This is an interesting thread, but so far (unless I missed something) we're focusing on the techniques and not the results. Advertisers can put "sex" all over their ads, but if it doesn't effect people, then so what?
The example with the snowboarding don't smoke controversy struck me. The article said the snowboard looks like a lit match (well, and it also looks like a snowboard), the clouds look like smoke (don't clouds almost ALWAYS look like smoke of one sort or another? Those clouds don't look like cig. smoke to me), and the mountains look like mounds of tobacco at an auction. It's that last allegation that irritated me the most. OK, so let's say they do. Exactly how many students - much less people - do you think know what a mound of tobacco at an auction looks like? I certainly don't, and I'm almost 30.

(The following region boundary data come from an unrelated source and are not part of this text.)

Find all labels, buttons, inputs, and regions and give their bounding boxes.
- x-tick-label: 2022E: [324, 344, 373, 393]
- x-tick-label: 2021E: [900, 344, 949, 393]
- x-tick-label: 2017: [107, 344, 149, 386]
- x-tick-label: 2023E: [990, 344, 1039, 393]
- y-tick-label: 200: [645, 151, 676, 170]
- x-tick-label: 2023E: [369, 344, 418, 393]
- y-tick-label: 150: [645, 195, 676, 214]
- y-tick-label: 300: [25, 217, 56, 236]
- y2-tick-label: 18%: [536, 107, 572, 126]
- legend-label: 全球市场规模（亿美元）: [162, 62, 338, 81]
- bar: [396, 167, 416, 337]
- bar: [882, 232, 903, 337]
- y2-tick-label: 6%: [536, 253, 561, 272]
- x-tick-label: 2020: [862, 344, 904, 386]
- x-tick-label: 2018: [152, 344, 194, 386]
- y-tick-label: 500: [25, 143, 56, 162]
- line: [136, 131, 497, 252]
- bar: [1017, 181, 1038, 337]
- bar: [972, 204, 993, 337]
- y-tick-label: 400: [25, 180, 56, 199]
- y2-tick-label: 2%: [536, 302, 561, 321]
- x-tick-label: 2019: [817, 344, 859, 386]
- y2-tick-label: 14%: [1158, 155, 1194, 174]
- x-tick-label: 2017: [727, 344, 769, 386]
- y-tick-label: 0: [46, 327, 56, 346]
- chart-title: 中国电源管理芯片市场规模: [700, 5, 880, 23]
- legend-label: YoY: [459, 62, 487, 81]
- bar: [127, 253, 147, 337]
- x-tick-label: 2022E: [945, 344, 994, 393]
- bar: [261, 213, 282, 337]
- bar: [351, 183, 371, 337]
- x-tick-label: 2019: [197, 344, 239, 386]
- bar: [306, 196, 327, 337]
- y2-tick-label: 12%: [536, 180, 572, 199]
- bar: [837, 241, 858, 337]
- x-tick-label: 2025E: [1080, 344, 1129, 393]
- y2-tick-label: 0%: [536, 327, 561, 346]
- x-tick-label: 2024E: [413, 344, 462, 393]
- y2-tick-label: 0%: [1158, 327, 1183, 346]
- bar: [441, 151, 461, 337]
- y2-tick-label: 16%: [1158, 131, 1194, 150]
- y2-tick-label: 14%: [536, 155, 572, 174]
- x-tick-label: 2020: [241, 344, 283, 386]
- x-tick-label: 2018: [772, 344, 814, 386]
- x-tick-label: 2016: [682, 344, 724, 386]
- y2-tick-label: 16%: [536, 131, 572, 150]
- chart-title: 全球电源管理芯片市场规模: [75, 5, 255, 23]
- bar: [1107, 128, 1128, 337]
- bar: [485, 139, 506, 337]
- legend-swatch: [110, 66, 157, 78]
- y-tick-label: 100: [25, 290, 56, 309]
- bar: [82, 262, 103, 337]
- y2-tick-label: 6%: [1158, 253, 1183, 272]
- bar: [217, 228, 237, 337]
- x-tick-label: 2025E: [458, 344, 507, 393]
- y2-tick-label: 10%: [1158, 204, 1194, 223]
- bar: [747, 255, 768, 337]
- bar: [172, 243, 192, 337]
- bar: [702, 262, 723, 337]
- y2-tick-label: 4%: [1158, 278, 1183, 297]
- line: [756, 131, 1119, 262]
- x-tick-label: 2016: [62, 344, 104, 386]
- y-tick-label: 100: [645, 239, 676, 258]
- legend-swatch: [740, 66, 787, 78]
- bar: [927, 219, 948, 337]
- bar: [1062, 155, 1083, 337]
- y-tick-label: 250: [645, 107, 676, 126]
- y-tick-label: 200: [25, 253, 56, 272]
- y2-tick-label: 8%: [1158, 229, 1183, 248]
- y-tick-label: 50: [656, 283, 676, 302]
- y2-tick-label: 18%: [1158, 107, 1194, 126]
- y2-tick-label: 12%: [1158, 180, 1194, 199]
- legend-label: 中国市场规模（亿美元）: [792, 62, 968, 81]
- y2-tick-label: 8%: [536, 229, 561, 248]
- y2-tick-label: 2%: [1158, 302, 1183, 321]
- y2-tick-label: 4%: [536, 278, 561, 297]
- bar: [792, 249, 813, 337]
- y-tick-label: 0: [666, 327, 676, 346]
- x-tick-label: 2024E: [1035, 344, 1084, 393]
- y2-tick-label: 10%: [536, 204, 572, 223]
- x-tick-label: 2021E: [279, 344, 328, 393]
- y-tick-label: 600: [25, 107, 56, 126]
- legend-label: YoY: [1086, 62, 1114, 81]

So if the majority of students aren't going to know what the stuff looks like, then how can a picture that's supposedly mounds of tobacco in disguise possibly influence them?
Let's look at the sex-in-the-ice-cubes picture in the gin advertisement. OK, so they wrote sex in the ice cubes. What evidence do we have that the technique worked? If people saw the ad and bought more gin, how do we KNOW it's because of the word "sex" and not because the gin in the picture looked really tasty?
I'm not saying subliminal advertising doesn't happen - it does, and there's lots of documentation to back that up. Where the documentation falls short, however, is whether or not the technique is effective. In short, is it really something to get up in arms about?